Pour le reste, votre carrière se porte bien. Michael Mann est le dernier en date des grands réalisateurs avec lesquels vous avez travaillé. Vous arrive-t-il de vous y attarder?
Parfois; oui. Je suis extrêmement fier des personnes avec lesquelles j’ai travaillé, mais je ne considère pas cela un exploit ou une preuve de compétence. Je pense surtout avoir eu beaucoup de chance. J’ai beaucoup appris avec eux. Ce sont eux qui ont réalisé les films que j’adorais quand j’étais enfant. J’essaie d’ailleurs de ne pas le rappeler à Michael! (rires) Des films comme "The Insider", par exemple (sorti en 1999, avec Russell Crowe et Al Pacino, NDLR). C’est le genre de cinéma auquel je tiens à contribuer, parce qu’il est très spécifique et que les acteurs sont très talentueux. Tout est parfait. Le cinéma réunit toutes les formes d’art. Je pense que "Ferrari" reflète cette idée. C’est une histoire portée par les personnages, qui parle de quelque chose de cinématographique, mais qui est aussi accessible à tous, du moins je l’espère.

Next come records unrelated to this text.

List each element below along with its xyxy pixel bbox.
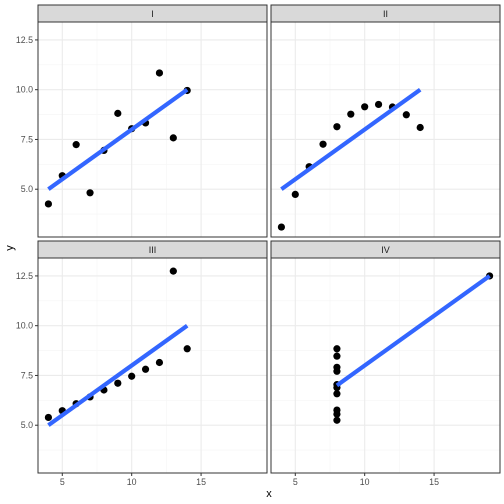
panel-background	[38, 22, 267, 237]
data-point	[72, 141, 80, 149]
y-tick-label: 12.5	[16, 271, 33, 281]
data-point	[333, 390, 341, 398]
y-tick-label: 12.5	[16, 35, 33, 45]
y-tick-label: 10.0	[16, 321, 33, 331]
fit-line	[47, 323, 189, 427]
data-point	[169, 267, 177, 275]
facet-strip-label: I	[151, 9, 154, 19]
data-point	[374, 100, 383, 109]
facet-strip-label: II	[383, 9, 388, 19]
data-point	[44, 200, 53, 208]
facet-panel-I: I 5.0 7.5 10.0 12.5	[16, 4, 268, 238]
data-point	[277, 223, 286, 231]
data-point	[44, 413, 53, 422]
data-point	[291, 190, 299, 198]
y-tick-label: 5.0	[21, 184, 33, 194]
data-point	[114, 109, 122, 117]
fit-line	[47, 87, 189, 191]
facet-strip-label: IV	[381, 245, 390, 255]
x-axis-title: x	[266, 488, 272, 500]
facet-panel-III: III 5.0 7.5 10.0 12.5 5 10 15	[16, 240, 268, 487]
x-tick-label: 5	[293, 477, 298, 487]
data-point	[155, 69, 164, 77]
fit-line	[280, 87, 422, 191]
data-point	[361, 103, 369, 111]
x-tick-label: 10	[360, 477, 370, 487]
x-tick-label: 15	[429, 477, 439, 487]
data-point	[319, 140, 327, 148]
data-point	[114, 379, 122, 387]
panel-border	[270, 21, 501, 238]
panel-border	[37, 21, 268, 238]
data-point	[333, 363, 341, 371]
y-tick-label: 5.0	[21, 420, 33, 430]
x-tick-label: 15	[196, 477, 206, 487]
panel-background	[271, 22, 500, 237]
data-point	[333, 352, 341, 360]
data-point	[333, 345, 341, 353]
data-point	[128, 372, 136, 380]
data-point	[141, 365, 150, 373]
y-tick-label: 7.5	[21, 134, 33, 144]
facet-panel-II: II	[270, 4, 501, 238]
panel-border	[37, 257, 268, 474]
facet-strip-label: III	[149, 245, 157, 255]
data-point	[169, 134, 177, 142]
data-point	[333, 123, 341, 131]
y-tick-label: 7.5	[21, 370, 33, 380]
x-tick-label: 5	[60, 477, 65, 487]
data-point	[333, 416, 341, 424]
panel-border	[270, 257, 501, 474]
data-point	[155, 358, 164, 367]
panel-background	[271, 258, 500, 473]
data-point	[402, 111, 410, 119]
fit-line	[335, 274, 491, 388]
data-point	[347, 110, 355, 118]
data-point	[416, 123, 424, 132]
panel-background	[38, 258, 267, 473]
data-point	[333, 410, 341, 418]
data-point	[183, 345, 191, 353]
data-point	[86, 189, 94, 197]
y-axis-title: y	[4, 245, 16, 251]
x-tick-label: 10	[127, 477, 137, 487]
y-tick-label: 10.0	[16, 85, 33, 95]
facet-panel-IV: IV 5 10 15	[270, 240, 501, 487]
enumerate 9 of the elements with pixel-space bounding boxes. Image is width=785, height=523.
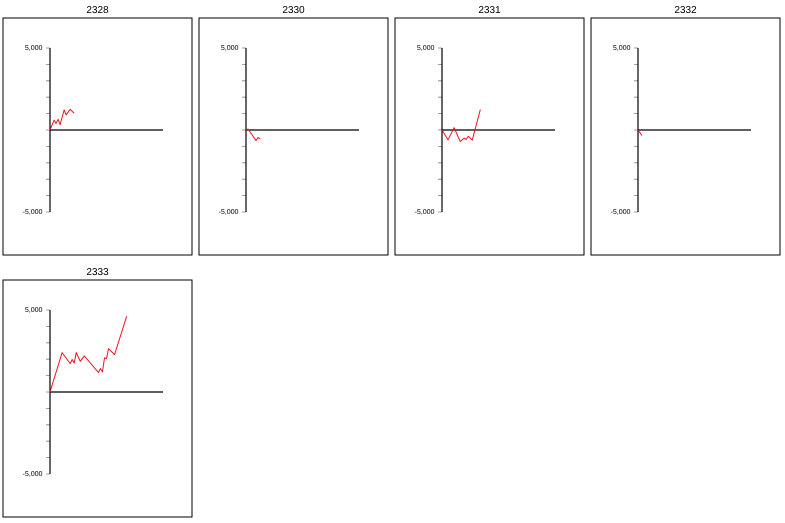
chart-title: 2330	[282, 6, 304, 14]
line-series	[442, 109, 481, 142]
chart-title: 2332	[674, 6, 696, 14]
chart-title: 2328	[86, 6, 108, 14]
chart-title: 2331	[478, 6, 500, 14]
line-series	[50, 108, 75, 130]
chart-title: 2333	[86, 268, 108, 276]
line-series	[246, 128, 261, 142]
line-series	[50, 316, 128, 392]
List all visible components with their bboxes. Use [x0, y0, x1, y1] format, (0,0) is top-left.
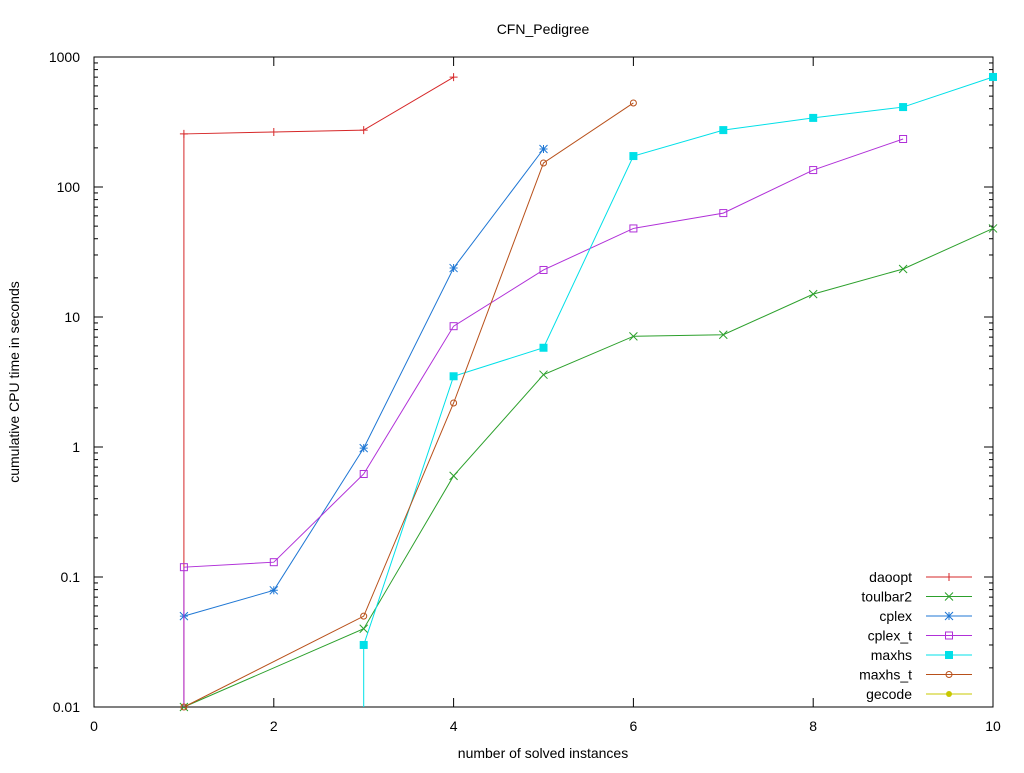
- data-point: [359, 469, 368, 478]
- y-tick-label: 100: [57, 179, 81, 195]
- x-tick-label: 6: [630, 718, 638, 734]
- data-point: [539, 265, 548, 274]
- series-toulbar2: [179, 224, 998, 712]
- data-point: [719, 209, 728, 218]
- y-tick-label: 0.01: [53, 699, 80, 715]
- data-point: [718, 330, 728, 340]
- data-point: [269, 127, 278, 136]
- data-point: [449, 263, 458, 273]
- y-tick-label: 1: [72, 439, 80, 455]
- legend-label: toulbar2: [861, 589, 912, 605]
- series-line: [183, 138, 904, 707]
- data-point: [179, 563, 188, 572]
- data-point: [629, 99, 637, 107]
- series-line: [183, 148, 544, 617]
- legend-label: daoopt: [869, 569, 912, 585]
- x-tick-label: 2: [270, 718, 278, 734]
- x-tick-label: 0: [90, 718, 98, 734]
- legend-entry: cplex: [879, 608, 972, 624]
- data-point: [808, 289, 818, 299]
- legend-entry: maxhs: [871, 647, 972, 663]
- plot-border: [93, 56, 994, 708]
- x-tick-label: 8: [809, 718, 817, 734]
- data-point: [944, 592, 954, 601]
- series-line: [183, 102, 634, 708]
- data-point: [449, 372, 458, 381]
- data-point: [629, 331, 638, 341]
- x-axis-label: number of solved instances: [458, 745, 628, 761]
- data-point: [809, 113, 818, 122]
- legend-entry: maxhs_t: [859, 667, 972, 683]
- data-point: [269, 585, 279, 595]
- legend-entry: cplex_t: [868, 628, 972, 644]
- data-point: [809, 166, 818, 175]
- data-point: [898, 264, 908, 274]
- series-maxhs: [359, 72, 997, 707]
- data-point: [899, 135, 908, 144]
- y-tick-label: 10: [64, 309, 80, 325]
- legend-label: maxhs_t: [859, 667, 912, 683]
- data-point: [629, 152, 638, 161]
- legend-label: gecode: [866, 686, 912, 702]
- data-point: [449, 471, 458, 481]
- data-point: [449, 322, 458, 331]
- data-point: [359, 624, 369, 634]
- data-point: [988, 224, 998, 233]
- chart-title: CFN_Pedigree: [497, 21, 590, 37]
- data-point: [359, 443, 369, 453]
- data-point: [629, 224, 638, 233]
- series-cplex: [179, 144, 548, 621]
- data-point: [360, 612, 368, 620]
- legend-entry: gecode: [866, 686, 972, 702]
- legend-label: maxhs: [871, 647, 912, 663]
- data-point: [359, 640, 368, 649]
- x-tick-label: 10: [985, 718, 1001, 734]
- legend-label: cplex_t: [868, 628, 912, 644]
- data-point: [359, 126, 368, 135]
- data-point: [180, 703, 188, 711]
- data-point: [945, 671, 953, 678]
- data-point: [899, 103, 908, 112]
- data-point: [945, 573, 953, 581]
- series-maxhs_t: [180, 99, 637, 711]
- data-point: [946, 691, 952, 697]
- data-point: [945, 631, 953, 640]
- y-tick-label: 1000: [49, 49, 80, 65]
- data-point: [539, 343, 548, 352]
- data-point: [450, 399, 458, 407]
- y-axis-label: cumulative CPU time in seconds: [6, 281, 22, 483]
- data-point: [539, 370, 548, 380]
- series-daoopt: [179, 73, 458, 707]
- legend-entry: daoopt: [869, 569, 972, 585]
- data-point: [989, 72, 997, 81]
- y-tick-label: 0.1: [61, 569, 81, 585]
- data-point: [719, 126, 728, 135]
- data-point: [945, 651, 953, 659]
- legend-label: cplex: [879, 608, 912, 624]
- data-point: [944, 611, 954, 621]
- data-point: [449, 73, 458, 82]
- legend-entry: toulbar2: [861, 589, 972, 605]
- data-point: [269, 558, 278, 567]
- data-point: [540, 159, 547, 167]
- data-point: [179, 129, 188, 138]
- series-cplex_t: [179, 135, 908, 707]
- data-point: [539, 144, 548, 154]
- x-tick-label: 4: [450, 718, 458, 734]
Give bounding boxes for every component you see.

"Ferrari", en salles à partir du 14 février.
Le duo avec Pénélope Cruz
Dans le biopic de Michael Mann, Penélope Cruz incarne Laura, l’épouse d’Enzo Ferrari, au moment où leur mariage bat de l’aile, suite à la mort de leur fils unique, Dino, et que sa maîtresse, Lina Lardi, fait pression pour qu’Enzo Ferrari reconnaisse officiellement leur fils.
Comment s’est déroulé ce duo avec Penélope Cruz? "Un rêve", répond Driver. "Il arrive qu’on rencontre des acteurs avec qui on a l’impression d’être sur la même longueur d’onde. Dès que Penélope est arrivée sur le plateau, elle s’est sentie à l’aise. Elle donne beaucoup, ce qui vous permet d’interagir de façon fluide. Une grande actrice."